The No-Wife Diet
Okay. I just came back from my in-laws (Korean in-laws) where I had to somehow convince them (in lower-intermediate Korean) that separating from their daughter isn’t really separating from their daughter…. I’ll have to wait until Monday to find out if I was successful when my wife is standing at their door with her bags packed.
As my wife and I headed back to our apartment down the block, my wife muttered, “…they’re going to fight tonight.”
“Fight!?” my son blurted out. “No William. Not a real fight.” I quickly answered.
Yes, I have a 3-year-old son. And taking care of him will be part of the deal to separate. So, it’ll be much more than pretending I’m single again — that’d be too easy right? It’ll be pretending to be a single dad.
I jokingly call this idea The No-Wife Diet. This idea came into existence 2 days ago when I tried to explain to my wife my weight gain is partly due to our marriage — yes, our being together. She obviously took offense to this in thinking I meant my weight gain was directly a result of her. It’s not. I know better. I think….
When we’re together, I simply want to go out more often: to restaurants, to the movies, to ice-cream parlors, coffee shops, etc… Sometimes she suggests it; sometimes I do. I enjoy time with her. If we weren’t together, I (and she too) wouldn’t want to visit these places alone let alone want to watch movies at night while munching on fried take-out items...right? Although this idea started from the premise that it’s to lose weight, there is so much more behind it that’s driving me to push through with playing single dad for one week — the proposed amount of time which I hope, will extend to a couple months if all goes well.
“But living apart is extreme!” my father-in-law replied with his arms crossed (well that’s what I think he said).
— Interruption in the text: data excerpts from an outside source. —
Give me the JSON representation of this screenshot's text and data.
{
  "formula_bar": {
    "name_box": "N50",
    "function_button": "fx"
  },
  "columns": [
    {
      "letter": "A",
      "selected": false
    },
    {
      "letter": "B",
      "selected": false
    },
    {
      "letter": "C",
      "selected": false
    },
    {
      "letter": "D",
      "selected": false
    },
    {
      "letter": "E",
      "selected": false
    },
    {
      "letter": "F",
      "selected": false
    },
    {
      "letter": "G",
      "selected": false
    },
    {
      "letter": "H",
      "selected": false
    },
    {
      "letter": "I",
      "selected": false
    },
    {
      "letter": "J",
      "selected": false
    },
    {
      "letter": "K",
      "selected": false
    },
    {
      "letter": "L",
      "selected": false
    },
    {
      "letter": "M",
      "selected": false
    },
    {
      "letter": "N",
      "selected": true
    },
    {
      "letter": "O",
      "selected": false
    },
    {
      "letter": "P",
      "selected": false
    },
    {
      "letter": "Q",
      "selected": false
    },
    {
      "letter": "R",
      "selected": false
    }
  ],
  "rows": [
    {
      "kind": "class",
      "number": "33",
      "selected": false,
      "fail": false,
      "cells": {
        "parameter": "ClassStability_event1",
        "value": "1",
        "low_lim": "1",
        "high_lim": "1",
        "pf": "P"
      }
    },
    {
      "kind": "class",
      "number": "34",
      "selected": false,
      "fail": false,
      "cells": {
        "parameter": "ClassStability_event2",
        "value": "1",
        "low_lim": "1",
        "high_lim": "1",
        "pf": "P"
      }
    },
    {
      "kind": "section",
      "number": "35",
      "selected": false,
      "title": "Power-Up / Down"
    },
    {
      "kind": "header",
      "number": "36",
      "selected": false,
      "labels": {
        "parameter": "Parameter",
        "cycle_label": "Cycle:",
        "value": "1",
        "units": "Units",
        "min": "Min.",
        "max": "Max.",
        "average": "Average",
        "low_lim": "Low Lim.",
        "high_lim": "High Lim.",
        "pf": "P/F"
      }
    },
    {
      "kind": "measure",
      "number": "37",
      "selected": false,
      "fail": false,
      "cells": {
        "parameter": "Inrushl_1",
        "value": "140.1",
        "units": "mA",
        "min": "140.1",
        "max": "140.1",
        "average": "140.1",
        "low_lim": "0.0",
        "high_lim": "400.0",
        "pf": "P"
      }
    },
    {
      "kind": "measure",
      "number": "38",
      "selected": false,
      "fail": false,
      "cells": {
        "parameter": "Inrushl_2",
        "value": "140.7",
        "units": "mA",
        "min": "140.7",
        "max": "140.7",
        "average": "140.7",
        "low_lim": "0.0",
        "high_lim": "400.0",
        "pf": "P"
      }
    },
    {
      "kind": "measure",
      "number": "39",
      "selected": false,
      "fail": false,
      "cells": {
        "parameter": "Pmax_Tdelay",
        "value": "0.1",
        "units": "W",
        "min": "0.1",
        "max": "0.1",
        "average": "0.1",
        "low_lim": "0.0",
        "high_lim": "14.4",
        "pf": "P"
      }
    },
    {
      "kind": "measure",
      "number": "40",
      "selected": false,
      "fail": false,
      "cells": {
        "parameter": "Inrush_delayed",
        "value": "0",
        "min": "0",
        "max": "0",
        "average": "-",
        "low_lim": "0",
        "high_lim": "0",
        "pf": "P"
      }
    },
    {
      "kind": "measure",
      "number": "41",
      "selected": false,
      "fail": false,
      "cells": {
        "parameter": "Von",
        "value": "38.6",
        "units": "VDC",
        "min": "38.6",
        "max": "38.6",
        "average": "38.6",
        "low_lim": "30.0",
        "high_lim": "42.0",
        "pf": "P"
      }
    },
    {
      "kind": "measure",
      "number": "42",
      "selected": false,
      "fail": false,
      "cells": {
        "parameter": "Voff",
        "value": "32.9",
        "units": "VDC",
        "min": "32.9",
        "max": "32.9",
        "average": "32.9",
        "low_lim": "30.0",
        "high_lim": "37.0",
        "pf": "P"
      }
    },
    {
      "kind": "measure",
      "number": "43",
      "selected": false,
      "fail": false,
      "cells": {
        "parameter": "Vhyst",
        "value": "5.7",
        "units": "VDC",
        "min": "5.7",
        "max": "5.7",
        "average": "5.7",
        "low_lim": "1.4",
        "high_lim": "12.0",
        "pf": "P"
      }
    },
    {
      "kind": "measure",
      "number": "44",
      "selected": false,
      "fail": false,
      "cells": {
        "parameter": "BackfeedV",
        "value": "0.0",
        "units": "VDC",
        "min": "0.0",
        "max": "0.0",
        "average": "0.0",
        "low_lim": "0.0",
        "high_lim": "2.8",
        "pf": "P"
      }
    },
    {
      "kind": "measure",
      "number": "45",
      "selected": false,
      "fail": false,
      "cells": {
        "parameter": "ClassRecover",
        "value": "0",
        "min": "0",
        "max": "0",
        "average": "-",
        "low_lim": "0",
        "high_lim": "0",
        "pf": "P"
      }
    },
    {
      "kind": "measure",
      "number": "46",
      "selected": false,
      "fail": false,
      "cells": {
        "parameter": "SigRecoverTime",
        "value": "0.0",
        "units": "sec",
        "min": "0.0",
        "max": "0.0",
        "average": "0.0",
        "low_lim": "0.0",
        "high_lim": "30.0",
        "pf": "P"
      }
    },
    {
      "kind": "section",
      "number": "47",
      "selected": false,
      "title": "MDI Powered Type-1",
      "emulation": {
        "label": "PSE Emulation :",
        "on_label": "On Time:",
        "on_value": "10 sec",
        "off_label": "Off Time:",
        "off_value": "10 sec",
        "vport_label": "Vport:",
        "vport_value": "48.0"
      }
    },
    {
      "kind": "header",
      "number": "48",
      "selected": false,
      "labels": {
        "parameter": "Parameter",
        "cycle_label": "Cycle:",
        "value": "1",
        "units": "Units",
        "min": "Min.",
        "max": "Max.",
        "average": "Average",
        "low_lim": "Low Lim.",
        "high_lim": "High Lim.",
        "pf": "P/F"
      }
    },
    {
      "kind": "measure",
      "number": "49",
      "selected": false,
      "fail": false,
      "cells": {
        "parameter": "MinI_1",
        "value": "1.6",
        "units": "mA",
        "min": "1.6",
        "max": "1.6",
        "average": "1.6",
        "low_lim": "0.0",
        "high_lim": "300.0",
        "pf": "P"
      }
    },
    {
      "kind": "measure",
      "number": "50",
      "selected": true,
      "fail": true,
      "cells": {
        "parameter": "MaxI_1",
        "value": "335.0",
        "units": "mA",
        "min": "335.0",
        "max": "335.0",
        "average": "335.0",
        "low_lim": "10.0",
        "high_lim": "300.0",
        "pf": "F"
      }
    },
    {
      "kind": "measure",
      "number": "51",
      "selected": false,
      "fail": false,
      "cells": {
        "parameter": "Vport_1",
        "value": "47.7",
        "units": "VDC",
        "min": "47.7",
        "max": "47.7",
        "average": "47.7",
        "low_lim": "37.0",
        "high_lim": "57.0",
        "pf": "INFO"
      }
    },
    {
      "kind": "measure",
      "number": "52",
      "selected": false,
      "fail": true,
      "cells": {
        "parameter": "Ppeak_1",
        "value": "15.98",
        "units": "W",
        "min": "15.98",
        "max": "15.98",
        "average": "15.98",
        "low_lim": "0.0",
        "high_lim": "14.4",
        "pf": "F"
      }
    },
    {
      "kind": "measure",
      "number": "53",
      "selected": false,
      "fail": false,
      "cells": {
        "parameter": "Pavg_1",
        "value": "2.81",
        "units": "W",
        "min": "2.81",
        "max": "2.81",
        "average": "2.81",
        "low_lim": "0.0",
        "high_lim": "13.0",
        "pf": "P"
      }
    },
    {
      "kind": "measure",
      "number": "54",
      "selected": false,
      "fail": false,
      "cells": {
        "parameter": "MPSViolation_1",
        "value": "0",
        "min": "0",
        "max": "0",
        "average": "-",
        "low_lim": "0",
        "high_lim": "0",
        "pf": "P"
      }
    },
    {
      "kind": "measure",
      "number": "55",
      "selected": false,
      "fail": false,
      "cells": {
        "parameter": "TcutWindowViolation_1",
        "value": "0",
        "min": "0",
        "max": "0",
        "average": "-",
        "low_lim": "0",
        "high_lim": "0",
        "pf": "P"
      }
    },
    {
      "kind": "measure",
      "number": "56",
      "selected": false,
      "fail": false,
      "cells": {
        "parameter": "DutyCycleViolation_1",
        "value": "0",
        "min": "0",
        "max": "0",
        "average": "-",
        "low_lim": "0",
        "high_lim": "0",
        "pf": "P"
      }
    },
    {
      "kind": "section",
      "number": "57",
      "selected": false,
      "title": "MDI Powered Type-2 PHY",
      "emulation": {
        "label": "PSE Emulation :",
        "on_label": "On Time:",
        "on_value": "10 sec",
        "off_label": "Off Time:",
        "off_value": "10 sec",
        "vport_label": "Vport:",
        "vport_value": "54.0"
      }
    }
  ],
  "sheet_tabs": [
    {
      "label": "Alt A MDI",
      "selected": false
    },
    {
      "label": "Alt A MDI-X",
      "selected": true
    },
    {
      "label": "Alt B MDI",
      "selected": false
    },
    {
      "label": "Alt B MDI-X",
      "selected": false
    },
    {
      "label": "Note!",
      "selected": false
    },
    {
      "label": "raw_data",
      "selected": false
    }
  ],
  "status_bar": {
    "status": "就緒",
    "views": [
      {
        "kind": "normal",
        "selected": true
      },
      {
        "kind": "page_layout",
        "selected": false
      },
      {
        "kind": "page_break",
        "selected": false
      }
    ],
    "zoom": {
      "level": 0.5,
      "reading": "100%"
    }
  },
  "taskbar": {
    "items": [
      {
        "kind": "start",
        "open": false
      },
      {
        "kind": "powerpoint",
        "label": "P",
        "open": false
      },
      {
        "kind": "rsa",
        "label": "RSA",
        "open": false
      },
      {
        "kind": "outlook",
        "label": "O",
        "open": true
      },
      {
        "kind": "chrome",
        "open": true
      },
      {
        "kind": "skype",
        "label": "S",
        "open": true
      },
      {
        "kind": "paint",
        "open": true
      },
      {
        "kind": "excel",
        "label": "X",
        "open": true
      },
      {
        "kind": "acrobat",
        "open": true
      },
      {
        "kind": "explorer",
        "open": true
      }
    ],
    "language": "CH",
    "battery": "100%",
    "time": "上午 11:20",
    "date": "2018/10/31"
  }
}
He also appeared a little redder than usual. “You have to solve these kinds of problems as husband and wife! As a family!” He spoke as if we were really separating. The tone of his voice had become louder and more aggressive. “You have to take control! Use your willpower to lose weight!”
I could understand his frustration. We were pitching this as a way for me to lose weight. Unbelievable right? And if it were just for that reason, it’d want to strangle me too.
“But everything will just go back to being the same after this little experiment!” my mother-in-law exclaimed. “And what could you possibly achieve in just a week?” Initially afraid we were secretly getting a divorce, my mother-in-law had seemed to warm up a bit after my 10-minute rant in broken Korean.
Again, although we were asking for a week, we knew we’d allow it to go on longer if it was going well.
Anyway. Back to my mother-in-law’s question is where I got to open up a little about why this is more than just about losing weight. “It’s not just about losing weight,” I interrupted. “It’s about appreciating each other more.”
And this is where it becomes cliché.
Most if not all marriages have arguments over who does more or who’s underappreciated. This can obviously worsen when a little one comes along. What’s different in my case, but becoming more common, is when a clash in culture gets involved with how each partner expects to raise their child. For me, this frustration is rooted deeper in how I’d like to live in general (let’s not go there now). It was bearable, but has become less so watching my son grow up with values I don’t exactly agree with. Yes, my wife and I discuss these things and try to work them out. But I guess you could say recent gains are suffering from diminishing marginal returns….
What do I expect from this?
I simply feel there is a better way for us to be living, and trying to explain that to my wife, or to my in-laws in broken Korean has been a slow and tedious venture the last 7 years. This was the way I’d grow old I was beginning to think. So, as this silly idea began to manifest itself into reality, I understood I had to jump on this as an opportunity of a lifetime.
Fingers crossed, I hope to be separated from my loving wife whom I’ll get to date on the weekend, and writing about life as a single father by the end of Monday. Sounds ridiculous.
Fingers crossed. By the end of this silly experiment, I hope to understand my wife more. I hope we appreciate each other more. I hope we find a better way to conduct ourselves as a family for our son, health, and future.
Disclaimer: This is my first attempt at… whatever this is. I also imagine I’m going to be pressed for time so bear with me. My wife has referred to this as a vacation, but rest assured she will not neglect her son. She will be spending just as much time with him as usual due to our irregular work schedules.